In keeping with my constellation-by-constellation touring, tonights area of interest is Monoceros.
Starting with the easy double star Epsilon Mon, which appears as two distinctly yellow stars with the primary being more than twice as bright as its companion.
Scanning in the finder, the central cluster of the Rosette Nebula really stands out in the same field of view as Eps.Mon, at 55x the cluster shows a dozen bright stars and maybe 50+ dim stars. Surrounding the cluster is a greyish darkness, that is easy to see on the E side. This greyness blocks/reduces the average star count as makes the region look almost unfocussed, almost as though someone had smudged the stars around the cluster. A UHC filter causes the nebula to leap into view, it is really extensive and overflows the view, even at 30x, in all directions. (An OII filter shows a little more brightness but does not markedly improve the view). Wispy details flow outward in several directions, and at times give the nebula a fuzzy U-shape. Well worth revisiting.
The pretty blue multiple star Beta Mon is next up. At 30x it shows as an easy double, moving higher the brighter "star" resolves into two stars. Each star is of almost equal brightness, and that electric arc blue color. The close pair might make a good test of telescope optics, since poor baffling would flare the stars together.

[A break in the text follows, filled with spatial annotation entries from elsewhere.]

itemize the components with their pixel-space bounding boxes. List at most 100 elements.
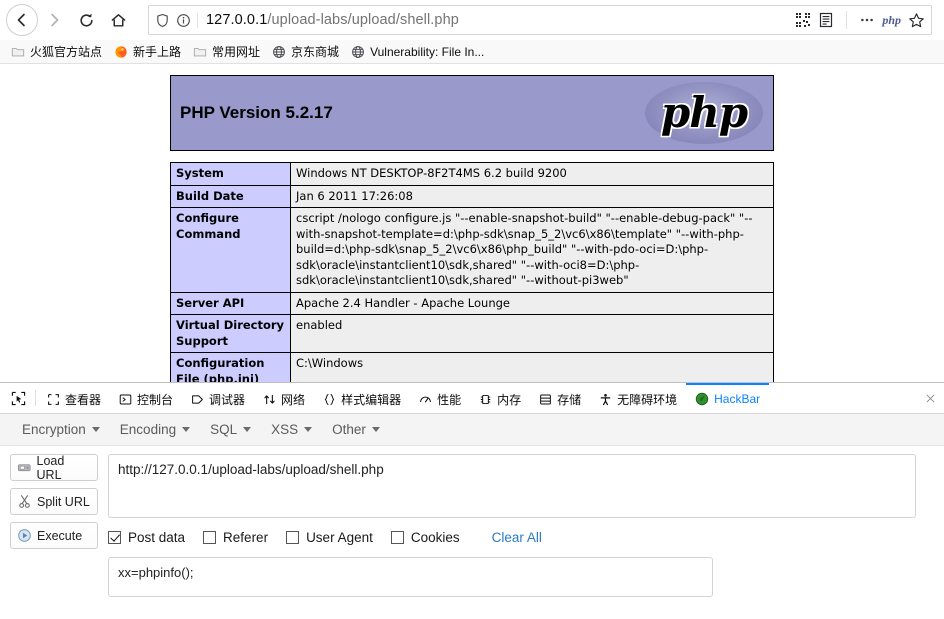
- php-extension-icon[interactable]: php: [882, 13, 901, 28]
- table-row: Server API Apache 2.4 Handler - Apache L…: [170, 291, 774, 316]
- devtools-panel: 查看器 控制台 调试器 网络 样式编辑器 性能 内存 存储 无障碍环境 Hack…: [0, 382, 944, 619]
- debugger-icon: [191, 393, 204, 406]
- bookmark-label: 新手上路: [133, 45, 182, 59]
- ellipsis-icon[interactable]: [859, 12, 875, 28]
- checkbox-label: User Agent: [306, 530, 373, 545]
- checkbox-icon: [286, 531, 300, 544]
- table-cell-value: Windows NT DESKTOP-8F2T4MS 6.2 build 920…: [290, 162, 774, 186]
- phpinfo-table: System Windows NT DESKTOP-8F2T4MS 6.2 bu…: [170, 162, 774, 382]
- php-version-title: PHP Version 5.2.17: [180, 103, 333, 122]
- back-button[interactable]: [6, 4, 38, 36]
- url-input[interactable]: http://127.0.0.1/upload-labs/upload/shel…: [108, 454, 916, 518]
- tab-performance[interactable]: 性能: [410, 383, 470, 413]
- globe-icon: [352, 45, 364, 58]
- tab-label: 样式编辑器: [341, 392, 402, 407]
- tab-hackbar[interactable]: HackBar: [686, 383, 770, 413]
- table-row: Build Date Jan 6 2011 17:26:08: [170, 184, 774, 209]
- menu-encryption[interactable]: Encryption: [12, 418, 110, 441]
- tab-inspector[interactable]: 查看器: [38, 383, 110, 413]
- checkbox-label: Referer: [223, 530, 269, 545]
- tab-label: HackBar: [714, 392, 761, 406]
- bookmark-item[interactable]: Vulnerability: File In...: [346, 43, 489, 61]
- shield-icon: [157, 13, 168, 27]
- globe-icon: [273, 45, 285, 58]
- tab-accessibility[interactable]: 无障碍环境: [590, 383, 686, 413]
- url-host: 127.0.0.1: [206, 12, 268, 28]
- tab-console[interactable]: 控制台: [110, 383, 182, 413]
- url-path: /upload-labs/upload/shell.php: [267, 12, 459, 28]
- load-url-button[interactable]: Load URL: [10, 453, 98, 482]
- tab-debugger[interactable]: 调试器: [182, 383, 254, 413]
- bookmark-label: 京东商城: [291, 45, 340, 59]
- accessibility-icon: [599, 393, 612, 406]
- table-cell-value: cscript /nologo configure.js "--enable-s…: [290, 207, 774, 293]
- bookmarks-toolbar: 火狐官方站点 新手上路 常用网址 京东商城 Vulnerability: Fil…: [0, 40, 944, 64]
- tab-label: 网络: [281, 392, 306, 407]
- element-picker-button[interactable]: [3, 383, 33, 413]
- chevron-down-icon: [371, 427, 380, 432]
- chevron-down-icon: [182, 427, 191, 432]
- clear-all-link[interactable]: Clear All: [492, 530, 542, 545]
- forward-button[interactable]: [38, 4, 70, 36]
- home-icon: [111, 13, 125, 27]
- home-button[interactable]: [102, 4, 134, 36]
- tab-storage[interactable]: 存储: [530, 383, 590, 413]
- tab-label: 控制台: [137, 392, 174, 407]
- bookmark-item[interactable]: 京东商城: [267, 41, 344, 62]
- phpinfo-output: PHP Version 5.2.17 php System Windows NT…: [170, 65, 774, 382]
- menu-sql[interactable]: SQL: [200, 418, 261, 441]
- menu-xss[interactable]: XSS: [261, 418, 322, 441]
- menu-other[interactable]: Other: [322, 418, 390, 441]
- table-cell-key: Configuration File (php.ini) Path: [170, 352, 291, 382]
- checkbox-icon: [390, 531, 404, 544]
- user-agent-checkbox[interactable]: User Agent: [286, 530, 373, 545]
- tab-label: 性能: [437, 392, 462, 407]
- hackbar-body: Load URL Split URL Execute http://127.0.…: [0, 446, 944, 597]
- tab-label: 查看器: [65, 392, 102, 407]
- url-bar-actions: php: [795, 11, 927, 29]
- execute-button[interactable]: Execute: [10, 522, 98, 549]
- post-data-checkbox[interactable]: Post data: [108, 530, 185, 545]
- button-label: Load URL: [36, 453, 65, 482]
- tab-label: 调试器: [209, 392, 246, 407]
- bookmark-label: 常用网址: [212, 45, 261, 59]
- post-data-input[interactable]: xx=phpinfo();: [108, 557, 713, 597]
- tab-network[interactable]: 网络: [254, 383, 314, 413]
- element-picker-icon: [11, 391, 25, 405]
- cookies-checkbox[interactable]: Cookies: [390, 530, 460, 545]
- star-icon[interactable]: [908, 12, 925, 29]
- tab-label: 存储: [557, 392, 582, 407]
- console-icon: [119, 393, 132, 406]
- table-cell-key: System: [170, 162, 291, 186]
- table-cell-key: Build Date: [170, 184, 291, 209]
- bookmark-item[interactable]: 新手上路: [109, 41, 186, 62]
- url-text[interactable]: 127.0.0.1/upload-labs/upload/shell.php: [206, 12, 795, 28]
- bookmark-item[interactable]: 常用网址: [188, 41, 265, 62]
- table-row: System Windows NT DESKTOP-8F2T4MS 6.2 bu…: [170, 162, 774, 186]
- url-bar[interactable]: 127.0.0.1/upload-labs/upload/shell.php p…: [148, 5, 932, 35]
- checkbox-icon: [203, 531, 217, 544]
- split-url-button[interactable]: Split URL: [10, 488, 98, 515]
- bookmark-item[interactable]: 火狐官方站点: [6, 41, 107, 62]
- qr-code-icon[interactable]: [795, 12, 811, 28]
- arrow-right-icon: [51, 13, 59, 27]
- table-cell-value: Apache 2.4 Handler - Apache Lounge: [290, 291, 774, 316]
- network-icon: [263, 393, 276, 406]
- devtools-close-button[interactable]: [925, 383, 944, 413]
- php-logo-text: php: [660, 88, 748, 137]
- tab-memory[interactable]: 内存: [470, 383, 530, 413]
- referer-checkbox[interactable]: Referer: [203, 530, 268, 545]
- tab-style-editor[interactable]: 样式编辑器: [314, 383, 410, 413]
- hackbar-action-buttons: Load URL Split URL Execute: [10, 454, 98, 597]
- chevron-down-icon: [91, 427, 100, 432]
- menu-label: SQL: [210, 422, 238, 437]
- arrow-left-icon: [17, 13, 25, 27]
- table-cell-value: enabled: [290, 314, 774, 354]
- reload-button[interactable]: [70, 4, 102, 36]
- folder-icon: [193, 47, 207, 56]
- menu-encoding[interactable]: Encoding: [110, 418, 200, 441]
- hackbar-menubar: Encryption Encoding SQL XSS Other: [0, 414, 944, 446]
- reader-view-icon[interactable]: [818, 12, 834, 28]
- table-row: Configure Command cscript /nologo config…: [170, 207, 774, 293]
- url-identity-box[interactable]: [155, 12, 198, 28]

At the center of a triangle formed by Beta Mon, 7 Mon, and Gamma Mon (itself a pretty yellow star) is a faint open cluster NGC 2215. It is a fairly evenly distributed smattering of stars varying from faint to very faint occupying a quite round area.
The open clusters NGC 2225/6 elude me, the location from the star chart is clear, but the clusters are not.
More easily found are NGC 2219 and 2232, as a loose assortment of bright stars with numerous "milky way" clusterings providing a surrounding backdrop.
Open cluster NGC 2236 was hard to find, I'm not positive I it properly identified. It shows as a very faint patch of "glowing" at the right place by the chart, but individual stars are not resolvable.